There are several clinical implications of this study. Currently, immune suppression remains the primary treatment modality for sarcoidosis. Given our meta-analysis, it is worth exploring whether certain antibacterial or antimycobacterial drugs might alter the course of sarcoidosis. In the past, some clinical trials have been published with conflicting results using classical antituberculous drugs, such as isoniazid, amino-salicylic acid, and streptomycin [79‐82]. Recently, Drake et al [83] conducted a double-blind, placebo-controlled study to investigate the efficacy of oral antimycobacterial therapy (levofloxacin, ethambutol, azithromycin, and rifampin) in patients with cutaneous sarcoidosis. The results were promising, with significant reductions in cutaneous lesion size. The same authors also conducted an open-label investigation using the same therapy regimen in pulmonary sarcoidosis patients, and the results were again very interesting with significant improvements in forced vital capacity from baseline to completion of therapy [84].

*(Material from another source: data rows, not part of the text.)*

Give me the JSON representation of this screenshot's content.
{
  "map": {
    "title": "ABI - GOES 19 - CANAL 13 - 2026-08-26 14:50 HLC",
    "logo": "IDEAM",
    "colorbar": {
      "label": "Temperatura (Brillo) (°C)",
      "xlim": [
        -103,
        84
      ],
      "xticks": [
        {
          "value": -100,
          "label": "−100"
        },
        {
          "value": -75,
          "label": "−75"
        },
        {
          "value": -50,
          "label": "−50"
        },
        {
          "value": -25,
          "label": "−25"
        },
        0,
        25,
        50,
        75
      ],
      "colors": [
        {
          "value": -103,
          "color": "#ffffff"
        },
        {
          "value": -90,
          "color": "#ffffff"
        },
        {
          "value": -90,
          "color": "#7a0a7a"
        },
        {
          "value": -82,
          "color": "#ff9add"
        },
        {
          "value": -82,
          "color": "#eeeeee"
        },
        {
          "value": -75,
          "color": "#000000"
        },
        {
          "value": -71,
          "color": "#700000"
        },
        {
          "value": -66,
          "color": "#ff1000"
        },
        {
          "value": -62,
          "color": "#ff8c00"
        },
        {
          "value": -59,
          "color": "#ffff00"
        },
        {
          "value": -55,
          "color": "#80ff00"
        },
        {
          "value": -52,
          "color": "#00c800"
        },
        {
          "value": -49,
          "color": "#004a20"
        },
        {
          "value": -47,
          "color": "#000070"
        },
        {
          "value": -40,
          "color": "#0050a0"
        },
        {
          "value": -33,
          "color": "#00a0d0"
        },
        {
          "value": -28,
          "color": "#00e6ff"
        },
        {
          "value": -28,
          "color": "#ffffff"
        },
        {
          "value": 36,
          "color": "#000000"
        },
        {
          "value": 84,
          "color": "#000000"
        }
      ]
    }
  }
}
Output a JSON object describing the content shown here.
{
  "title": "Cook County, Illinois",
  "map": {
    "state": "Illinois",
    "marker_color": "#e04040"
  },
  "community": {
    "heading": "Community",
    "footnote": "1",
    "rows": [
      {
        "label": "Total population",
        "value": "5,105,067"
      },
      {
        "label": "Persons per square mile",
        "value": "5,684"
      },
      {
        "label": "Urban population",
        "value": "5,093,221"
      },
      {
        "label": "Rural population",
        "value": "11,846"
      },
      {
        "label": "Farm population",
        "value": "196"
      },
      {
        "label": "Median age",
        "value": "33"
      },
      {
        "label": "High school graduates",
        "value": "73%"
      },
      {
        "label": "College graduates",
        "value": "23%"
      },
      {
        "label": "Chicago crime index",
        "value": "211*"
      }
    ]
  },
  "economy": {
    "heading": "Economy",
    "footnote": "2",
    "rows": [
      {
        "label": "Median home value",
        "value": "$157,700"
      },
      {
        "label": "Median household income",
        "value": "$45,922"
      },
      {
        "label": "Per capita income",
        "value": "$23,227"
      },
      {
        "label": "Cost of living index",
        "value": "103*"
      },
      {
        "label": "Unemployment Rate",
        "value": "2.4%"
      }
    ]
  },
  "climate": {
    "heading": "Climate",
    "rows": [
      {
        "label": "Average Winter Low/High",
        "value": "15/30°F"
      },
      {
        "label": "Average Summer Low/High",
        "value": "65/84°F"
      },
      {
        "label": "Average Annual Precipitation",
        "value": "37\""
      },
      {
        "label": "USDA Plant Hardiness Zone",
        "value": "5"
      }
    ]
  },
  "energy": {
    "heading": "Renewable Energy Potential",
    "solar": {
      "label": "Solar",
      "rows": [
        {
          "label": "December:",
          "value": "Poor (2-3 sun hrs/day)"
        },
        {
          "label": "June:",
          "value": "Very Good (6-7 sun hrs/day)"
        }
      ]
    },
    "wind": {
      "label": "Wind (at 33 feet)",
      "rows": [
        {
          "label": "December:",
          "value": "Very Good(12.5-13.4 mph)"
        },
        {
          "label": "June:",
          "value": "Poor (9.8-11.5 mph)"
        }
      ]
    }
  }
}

Other antimicrobial agents such as minocycline and doxycycline have been shown to be quite effective in treating cutaneous sarcoidosis in some series [85, 86]. However, the exact mechanism of action of these drugs it is not fully understood [87].

Currently, other clinical trials are being done (NCT02024555 and NCT01245036) to clarify the role that antimicrobial agents might have in the treatment of sarcoidosis.

Several limitations in our study should be recognized. First, one of the main potential limitations relates to the variability and heterogeneity of the results analyzed. It is important to consider that the majority of these studies were assessed retrospectively and that data were obtained from different databases and hospitals. This could lead to different types of bias in the included studies and to variability in the results. Second, the risk of contamination or DNA fragmentation in PCR techniques can lead to false positive or false negative results. In addition, PCR does not discriminate between living and dead microorganisms. Third, the patients had varied clinical manifestations of sarcoidosis; moreover, the non-sarcoidosis controls were comprised of different types of subjects across the studies, which may cause misclassification bias and heterogeneity.